Les remarques d’Obama ont été faites un jour après le dixième anniversaire de l’invasion américaine de l’Irak. Ni discours ni cérémonie ne fut organisé mardi par le gouvernement Obama ou le Congrès pour marquer le début d’une guerre dans laquelle furent envoyés 1,5 million d’Américains et au cours de laquelle près de 4.500 d’entre eux sont morts et des centaines de milliers d’autres ont subi des blessures physiques ou psychologiques.

Dans un tel cas, le silence est signe de culpabilité. Les deux partis politiques, chaque ministère du gouvernement, les médias et les grands groupes américains ont été directement complices dans ce qui représente incontestablement le plus grand crime de guerre du 21ème siècle : une guerre non provoquée lancée sur la base de mensonges contre un pays quasi sans défense et qui a coûté la vie à près d’un million de personnes, laissant une société entière en ruines.

L’élite dirigeante américaine insiste maintenant pour déclencher des conflits encore plus grands et plus destructifs en dépit d’une opposition massive à la guerre. De manière orwellienne, des prétextes connus et discrédités concernant des « armes de destruction massive », le terrorisme et la promotion de la « démocratie » sont ressassés, cette fois-ci pour justifier une guerre contre la Syrie.

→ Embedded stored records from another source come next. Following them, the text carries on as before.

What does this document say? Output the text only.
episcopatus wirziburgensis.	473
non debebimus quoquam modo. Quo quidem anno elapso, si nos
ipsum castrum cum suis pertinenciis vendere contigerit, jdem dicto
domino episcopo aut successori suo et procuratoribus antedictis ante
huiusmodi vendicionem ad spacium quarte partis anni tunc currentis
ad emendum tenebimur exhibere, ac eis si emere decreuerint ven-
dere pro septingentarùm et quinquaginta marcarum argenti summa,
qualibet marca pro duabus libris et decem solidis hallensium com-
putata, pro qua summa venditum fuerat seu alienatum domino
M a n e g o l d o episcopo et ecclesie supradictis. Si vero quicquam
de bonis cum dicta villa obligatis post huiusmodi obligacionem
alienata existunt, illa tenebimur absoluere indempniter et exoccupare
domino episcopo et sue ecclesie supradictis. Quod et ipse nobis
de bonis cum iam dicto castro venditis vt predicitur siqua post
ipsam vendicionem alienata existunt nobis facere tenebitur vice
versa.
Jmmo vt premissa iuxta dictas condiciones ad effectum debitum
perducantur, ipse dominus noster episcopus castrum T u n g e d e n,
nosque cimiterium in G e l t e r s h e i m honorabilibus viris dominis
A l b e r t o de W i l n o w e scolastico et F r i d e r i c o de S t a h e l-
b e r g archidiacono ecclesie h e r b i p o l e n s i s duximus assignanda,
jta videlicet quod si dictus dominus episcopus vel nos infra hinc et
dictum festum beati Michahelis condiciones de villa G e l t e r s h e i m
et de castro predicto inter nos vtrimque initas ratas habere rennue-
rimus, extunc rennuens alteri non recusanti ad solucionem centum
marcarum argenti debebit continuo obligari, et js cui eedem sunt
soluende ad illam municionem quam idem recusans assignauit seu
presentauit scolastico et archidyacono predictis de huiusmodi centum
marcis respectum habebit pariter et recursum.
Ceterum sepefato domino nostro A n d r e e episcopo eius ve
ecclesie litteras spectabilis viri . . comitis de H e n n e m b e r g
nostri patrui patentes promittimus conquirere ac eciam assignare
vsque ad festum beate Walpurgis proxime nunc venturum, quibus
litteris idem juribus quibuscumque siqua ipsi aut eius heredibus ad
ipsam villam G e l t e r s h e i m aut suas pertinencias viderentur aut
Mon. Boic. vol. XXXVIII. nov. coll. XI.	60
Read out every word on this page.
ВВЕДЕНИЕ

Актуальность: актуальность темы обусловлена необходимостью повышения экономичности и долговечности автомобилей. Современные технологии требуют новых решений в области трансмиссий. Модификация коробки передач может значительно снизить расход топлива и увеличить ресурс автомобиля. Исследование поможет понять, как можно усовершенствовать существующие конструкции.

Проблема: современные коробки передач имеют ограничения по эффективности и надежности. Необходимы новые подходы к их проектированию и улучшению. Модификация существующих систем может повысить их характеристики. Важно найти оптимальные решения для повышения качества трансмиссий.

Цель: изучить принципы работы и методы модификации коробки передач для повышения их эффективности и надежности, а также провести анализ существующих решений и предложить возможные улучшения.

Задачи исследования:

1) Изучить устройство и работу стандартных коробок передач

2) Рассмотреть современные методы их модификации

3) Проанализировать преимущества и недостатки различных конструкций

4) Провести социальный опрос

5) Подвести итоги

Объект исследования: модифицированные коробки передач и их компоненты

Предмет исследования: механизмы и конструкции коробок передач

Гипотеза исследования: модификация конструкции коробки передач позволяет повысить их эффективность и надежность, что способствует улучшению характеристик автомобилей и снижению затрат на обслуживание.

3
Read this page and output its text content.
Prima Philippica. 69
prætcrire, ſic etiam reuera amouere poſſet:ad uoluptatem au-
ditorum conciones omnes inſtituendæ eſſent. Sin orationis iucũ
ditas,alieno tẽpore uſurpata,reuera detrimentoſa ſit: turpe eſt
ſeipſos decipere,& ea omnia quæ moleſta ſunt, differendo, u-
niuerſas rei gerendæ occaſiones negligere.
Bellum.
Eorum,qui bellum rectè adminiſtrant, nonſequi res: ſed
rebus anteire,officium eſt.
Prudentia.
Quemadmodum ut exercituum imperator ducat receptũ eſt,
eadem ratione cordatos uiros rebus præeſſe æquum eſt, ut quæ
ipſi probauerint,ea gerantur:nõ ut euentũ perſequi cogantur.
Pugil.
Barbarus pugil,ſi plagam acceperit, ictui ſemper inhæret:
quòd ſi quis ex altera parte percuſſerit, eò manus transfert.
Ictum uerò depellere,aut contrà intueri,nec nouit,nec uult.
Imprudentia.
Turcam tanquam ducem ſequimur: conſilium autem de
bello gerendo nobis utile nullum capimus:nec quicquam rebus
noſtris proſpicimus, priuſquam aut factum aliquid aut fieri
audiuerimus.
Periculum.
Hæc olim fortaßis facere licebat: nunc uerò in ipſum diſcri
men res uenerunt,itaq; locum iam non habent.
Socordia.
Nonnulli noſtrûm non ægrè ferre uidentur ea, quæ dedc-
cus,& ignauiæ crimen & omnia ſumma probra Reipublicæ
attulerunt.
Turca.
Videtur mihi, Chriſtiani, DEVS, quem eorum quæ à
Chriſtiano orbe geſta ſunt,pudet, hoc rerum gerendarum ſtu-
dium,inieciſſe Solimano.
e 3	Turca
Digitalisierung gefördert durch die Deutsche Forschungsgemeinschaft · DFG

Au Congrès, il y a eu une avalanche d’appels en faveur de nouvelles guerres au Moyen-Orient. L’amiral James Stavridis, le chef du Commandement allié du Pentagone en Europe, a témoigné mardi devant la Commission des forces armées du Sénat au sujet d’une planification approfondie par l’OTAN d’une intervention en Syrie. « Nous examinons un large éventail d’opérations et nous sommes prêts, si on nous le demande, à nous engager comme nous l’étions en Libye, » a-t-il dit.

Selon Stavridis, la mise en place d’une « zone d’exclusion aérienne » est sérieusement étudiée. Des appels en faveur d’une telle zone d’interdiction de vol en Libye, approuvée par le Conseil de sécurité des Nations unies en mars 2011, avaient été à l’origine d’une campagne de bombardement des Etats-Unis et de l’OTAN et d’une guerre visant à un changement de régime.

Le président de cette commission, le sénateur Carl Levin, (Démocrate du Michigan) avait dirigé l’audition de Stavridis. La veille, il s’était exprimé devant le Conseil sur les relations étrangères et avait réclamé l’établissement d’une « zone protégée le long de la frontière turco-syrienne » et sur le recours à la force militaire « pour s’en prendre à une partie de la défense aérienne syrienne et des forces aériennes syriennes. »

Des résolutions furent soumises à la fois à la Chambre des représentants et au Sénat pour réclamer une intensification de l’armement et de l’entraînement des « rebelles » luttant pour le renversement d’Assad et qui sont soutenus par l’Occident.

Entre-temps, le recours apparemment à des armes chimiques et qui a coûté mardi 19 mars la vie à plus de trente Syriens a suscité à Capitol Hill (siège du Congrès) de nouvelles demandes pour une intervention directe américaine.

Le gouvernement syrien a accusé les combattants soutenus par l’Occident d’avoir tiré le missile armé d’une tête chimique. De toute évidence, l’engin a touché un village contrôlé par le gouvernement à l’extérieur de la ville d’Alep. Des sources de l’opposition ont dit que la plupart des victimes étaient des soldats du gouvernement syrien alors que des sources en Syrie les ont décrites comme étant des civils alaouites, une population qui soutient en grande partie Assad.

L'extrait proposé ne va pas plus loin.